We can now cargo run our project and evaluate simple expressions:

>>> 2 + 3
Result: 5
>>> 2 + 3 * 4
Result: 14
>>> (2 + 3) * 4
Result: 20

Because powerful error recovery is built into lrpar, we can even make minor errors and have the system recover automatically:

>>> 2 + + 3
Parsing error at line 1 column 5. Repair sequences found:
   1: Delete +
   2: Insert INT
Result: 5
>>> 2 + 3 3
Parsing error at line 1 column 7. Repair sequences found:
   1: Delete 3
   2: Insert PLUS
   3: Insert MUL
Result: 5
>>> 2 + 3 4 5
Parsing error at line 1 column 7. Repair sequences found:
   1: Insert MUL, Delete 4
   2: Insert PLUS, Delete 4
   3: Delete 4, Delete 5
   4: Insert MUL, Shift 4, Delete 5
   5: Insert MUL, Shift 4, Insert PLUS
   6: Insert MUL, Shift 4, Insert MUL
   7: Insert PLUS, Shift 4, Delete 5
   8: Insert PLUS, Shift 4, Insert PLUS
   9: Insert PLUS, Shift 4, Insert MUL
Result: 17

Note that we didn't have to do anything clever in order for error recovery to happen: it happens by default, and it works with whatever grammar we throw at it.
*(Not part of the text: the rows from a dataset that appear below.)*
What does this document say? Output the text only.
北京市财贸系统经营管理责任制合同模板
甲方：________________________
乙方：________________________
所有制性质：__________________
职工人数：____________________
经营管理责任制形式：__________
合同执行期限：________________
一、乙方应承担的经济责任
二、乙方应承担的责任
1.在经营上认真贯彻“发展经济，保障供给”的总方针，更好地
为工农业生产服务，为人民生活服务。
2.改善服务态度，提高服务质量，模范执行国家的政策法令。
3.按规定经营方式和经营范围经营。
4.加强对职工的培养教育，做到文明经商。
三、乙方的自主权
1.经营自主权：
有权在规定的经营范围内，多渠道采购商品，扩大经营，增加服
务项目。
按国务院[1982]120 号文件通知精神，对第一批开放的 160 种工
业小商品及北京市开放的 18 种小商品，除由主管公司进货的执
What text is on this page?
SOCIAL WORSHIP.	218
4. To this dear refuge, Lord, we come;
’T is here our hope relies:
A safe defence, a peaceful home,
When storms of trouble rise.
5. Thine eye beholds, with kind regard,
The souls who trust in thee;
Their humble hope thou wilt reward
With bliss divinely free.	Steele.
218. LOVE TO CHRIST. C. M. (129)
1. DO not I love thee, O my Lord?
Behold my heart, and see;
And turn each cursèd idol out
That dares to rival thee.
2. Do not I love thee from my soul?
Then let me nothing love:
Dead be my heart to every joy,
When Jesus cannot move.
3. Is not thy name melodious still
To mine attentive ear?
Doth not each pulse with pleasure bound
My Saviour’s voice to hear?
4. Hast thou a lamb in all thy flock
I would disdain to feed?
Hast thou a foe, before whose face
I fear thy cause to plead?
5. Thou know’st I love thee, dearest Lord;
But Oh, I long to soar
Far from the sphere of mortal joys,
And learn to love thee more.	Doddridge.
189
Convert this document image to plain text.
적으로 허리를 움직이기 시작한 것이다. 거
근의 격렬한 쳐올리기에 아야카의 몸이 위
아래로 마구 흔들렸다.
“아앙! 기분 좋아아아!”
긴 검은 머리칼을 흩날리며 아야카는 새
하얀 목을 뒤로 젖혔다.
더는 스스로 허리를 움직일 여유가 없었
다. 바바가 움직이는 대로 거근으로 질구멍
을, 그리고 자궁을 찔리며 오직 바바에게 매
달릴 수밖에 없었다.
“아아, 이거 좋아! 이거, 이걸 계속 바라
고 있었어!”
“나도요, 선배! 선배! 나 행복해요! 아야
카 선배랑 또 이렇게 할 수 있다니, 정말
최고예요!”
The way to read the resulting error messages are that each numbered repair sequence is a way that the error recovery system found to make sense of the input. For example, for the input 2 + + 3, an error is detected at the second +: we could either delete the second + (option 1 above) or insert an integer. In all cases, error recovery applies repair sequence 1, and continues parsing. 2 + + 3 was thus parsed as if the user had written 2 + 3, hence why it evaluated to 5. Similarly, 2 + 3 4 5 was parsed as if the user had written 2 + 3 * 5.

Error recovery opens up a number of possibilities to customise and streamline the user experience. For example, the simple approach above causes a panic if the user provides a non-u64 number or if error recovery inserts an integer. For more details about the possibilities, see the section on error recovery.